The Human Interface
In the quest to enhance the symbiotic relationship between humans and machines, the two have become increasingly entangled. When technology develops faster than human needs, we start to adapt to the tools that we created to help us. The availability of our technologies has made us more impatient, crave convenience, and in many ways, more machine-like.
Trends come and go, but our yearning for technology to sound, behave, and look like us has never changed. We, as human beings, welcome human experiences and human connections; we want that understanding and emotional feel.
Transcending Natural Limitations
NEON was built on a foundation to make interactions with technology around us more human. Our venture started with us asking whether the interface with technology could go beyond buttons, controls, and voice commands? Can we push the boundaries of what is currently available? To do this, we needed to address the elaborate chain of logical reasoning that we use to define a real human interaction:
- Do they look real? (Reality)
- Is there lag in their movements? (Realtime)
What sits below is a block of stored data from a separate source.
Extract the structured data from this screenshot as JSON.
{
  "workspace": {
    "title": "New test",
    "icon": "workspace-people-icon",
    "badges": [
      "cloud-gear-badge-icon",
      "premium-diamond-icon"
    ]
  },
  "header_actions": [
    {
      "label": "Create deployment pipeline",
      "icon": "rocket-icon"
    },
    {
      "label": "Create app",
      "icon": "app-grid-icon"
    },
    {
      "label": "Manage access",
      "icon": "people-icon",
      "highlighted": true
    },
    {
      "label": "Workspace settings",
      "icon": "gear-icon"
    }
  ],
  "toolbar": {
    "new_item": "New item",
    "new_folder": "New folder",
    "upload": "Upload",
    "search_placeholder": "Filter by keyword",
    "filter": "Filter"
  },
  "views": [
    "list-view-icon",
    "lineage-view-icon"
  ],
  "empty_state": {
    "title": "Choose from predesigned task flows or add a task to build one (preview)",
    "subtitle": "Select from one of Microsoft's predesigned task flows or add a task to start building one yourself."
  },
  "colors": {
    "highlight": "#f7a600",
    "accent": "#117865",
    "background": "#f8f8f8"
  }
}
- Do they react to what I say? (Responsive)
Together, these 3 Rs (Reality, Realtime, and Responsive) form the pillars of CORE R3. We turned to research as a rich source of inspiration to develop our algorithms, and incorporated some canonical principles: Behavioral Neural Networks, Evolutionary Generative Intelligence, and Computational Reality.
Let’s dive in and disambiguate.
Breaking Down the Code
Core R3 begins with Neural Networks, a computational simulation where an adaptive system “learns” to perform specific tasks such as recognizing patterns, classifying objects, and making predictions. Information flows through this network when patterns of data are fed via input units. Our Behavior Neural Network was extensively trained by human data, inevitably learning human gestures, movements, and facial expressions. We determined the best set of weights to maximize our model accuracy in generating different human representations. This sets the foundation for the hyper-realistic features and movements in our NEONs and lays the groundwork for further abstraction.
While neural network architectures can become extremely proficient at classifying human features and behaviors, they’re not very adept at creating them. Evolutionary Generative Intelligence addresses the lack of imagination of traditional neural networks in our CORE R3 Engine. Without any expressive or behavioral inputs, our algorithm learned to generate new, synthetic data in a recursive process. It started producing novel and original content that never happened before. We started creating new realities.
The third model we applied into CORE R3 was Computational Reality, an already mature technology consisting of computer graphics, computer vision, and imaging technology. When we combine this traditional methodology with our two other original machine-learning driven paradigms, the result was an engine that gave rise to individual NEONs.
Artificial Intelligence (AI) has become one of the most pervasive technologies that permeates several aspects of life; you would be hard pressed to escape AI in today’s world. But technology should erase boundaries between people, not create them. Many digital technologies of today cherry pick a sub-circuit function to model, compose it in simulation, and slowly reveal improvements in specific goal-oriented functions (think NLP and voice assistants). But these outputs remain robotic in nature, leading us further away from natural human behaviors. While algorithms can find the optimal solution to a highly constrained problem, these set of instructions have yet to capture and resonate with our feelings. Lines of code still do not equate to human thinking, much less to human intelligence or emotions.
But here at NEON, we are harnessing the elusive elements that comprise the very fabric of who we are. Our next AI engine, SPECTRA, when complemented with CORE R3, will enable interactions with technology in a way that has never been done. The framework will allow for true conversations and connections, and the platform will learn and build a working memory model of your very sentiment, allowing us to naturally interface with technology in the most natural way, the human way.